What Happens in a No-Fault State?
Things can change when you’re talking about excluded drivers in a “no-fault” state like Florida. In that case, your policy will pay to cover your repairs and damage regardless of who’s at fault.
But if you live in a no-fault state and the person at fault for an accident is an excluded driver, you could both be called upon to pay costs to the driver who wasn’t at fault if they reach their coverage limit.
Things to Know Before You Lend Out Your Car
By now, it’s clear you should always check your insurance policy before letting someone else behind the wheel. Here are some other things to consider:
- Does the person driving your car have their own car insurance policy?
- Does the person driving your car live in a different state?
- Does the person driving your car have a valid driver’s license?
- Have you checked your policy to get the specifics about the other driver and how they’re covered—or if they’re covered at all?
- When you loan your car, are the insurance and registration details in the glove box?

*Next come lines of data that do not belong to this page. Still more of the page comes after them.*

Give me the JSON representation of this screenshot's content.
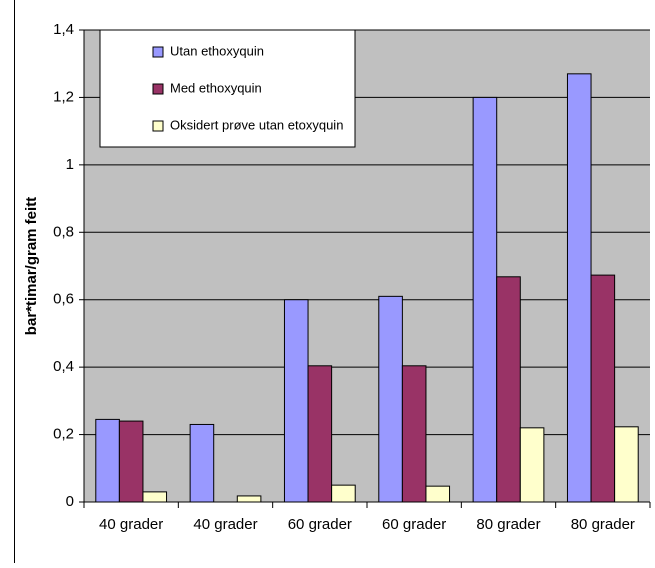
{
  "chart_data": {
    "type": "bar",
    "y_label": "bar*timar/gram feitt",
    "categories": [
      "40 grader",
      "40 grader",
      "60 grader",
      "60 grader",
      "80 grader",
      "80 grader"
    ],
    "series": [
      {
        "name": "Utan ethoxyquin",
        "color": "#9999ff",
        "values": [
          0.245,
          0.23,
          0.6,
          0.61,
          1.2,
          1.27
        ]
      },
      {
        "name": "Med ethoxyquin",
        "color": "#993366",
        "values": [
          0.24,
          null,
          0.404,
          0.404,
          0.668,
          0.673
        ]
      },
      {
        "name": "Oksidert prøve utan etoxyquin",
        "color": "#ffffcc",
        "values": [
          0.03,
          0.018,
          0.05,
          0.047,
          0.22,
          0.223
        ]
      }
    ],
    "ylim": [
      0,
      1.4
    ],
    "yticks": [
      0,
      {
        "value": 0.2,
        "label": "0,2"
      },
      {
        "value": 0.4,
        "label": "0,4"
      },
      {
        "value": 0.6,
        "label": "0,6"
      },
      {
        "value": 0.8,
        "label": "0,8"
      },
      1,
      {
        "value": 1.2,
        "label": "1,2"
      },
      {
        "value": 1.4,
        "label": "1,4"
      }
    ],
    "grid": true,
    "legend": "upper left"
  }
}
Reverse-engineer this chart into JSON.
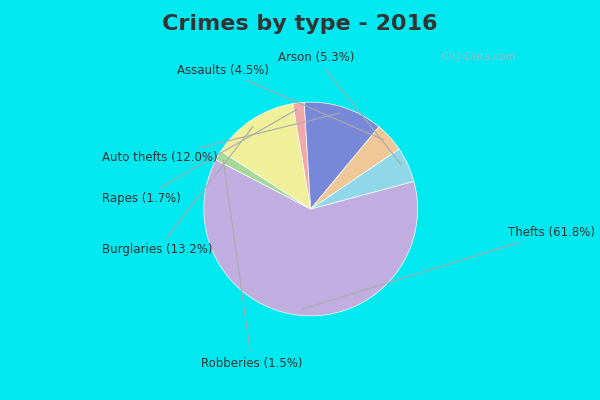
{
  "title": "Crimes by type - 2016",
  "title_fontsize": 16,
  "title_color": "#333333",
  "background_cyan": "#00e8f0",
  "background_inner": "#d8ede0",
  "watermark": "  City-Data.com",
  "pie_order": [
    "Thefts",
    "Robberies",
    "Burglaries",
    "Rapes",
    "Auto thefts",
    "Assaults",
    "Arson"
  ],
  "values": [
    61.8,
    1.5,
    13.2,
    1.7,
    12.0,
    4.5,
    5.3
  ],
  "colors": [
    "#c0aee0",
    "#a8d898",
    "#f0f09a",
    "#f0a8a8",
    "#7888d8",
    "#f0c898",
    "#90d8e8"
  ],
  "label_texts": [
    "Thefts (61.8%)",
    "Robberies (1.5%)",
    "Burglaries (13.2%)",
    "Rapes (1.7%)",
    "Auto thefts (12.0%)",
    "Assaults (4.5%)",
    "Arson (5.3%)"
  ],
  "startangle": 15,
  "label_font_color": "#333333",
  "label_fontsize": 8.5,
  "connector_color": "#aaaaaa",
  "connector_lw": 0.8
}
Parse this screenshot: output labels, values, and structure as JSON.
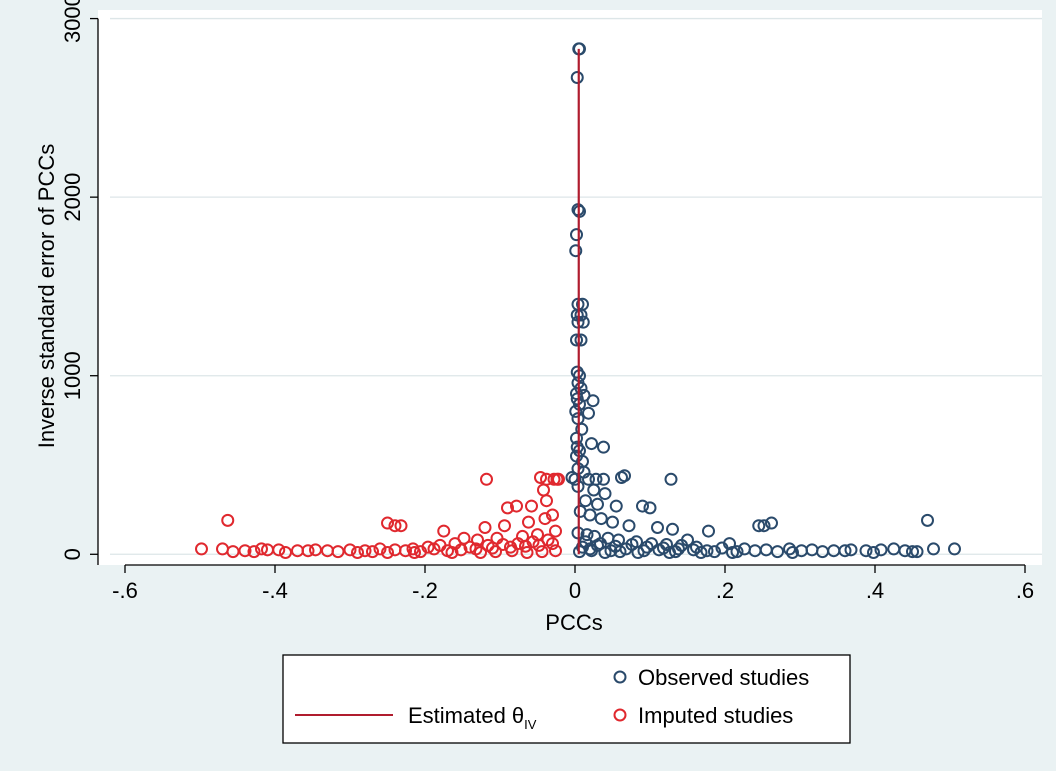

- Have you contacted your insurer to include a named driver to your policy if they’re going to be driving your car regularly?
Bottom line: Remember all these things before allowing someone else behind the wheel of your car. For example, letting your roommate who has insurance coverage and a valid driver’s license relieve you on a road trip may be less of a risk than letting her uninsured friend from two states away take over at the next gas station.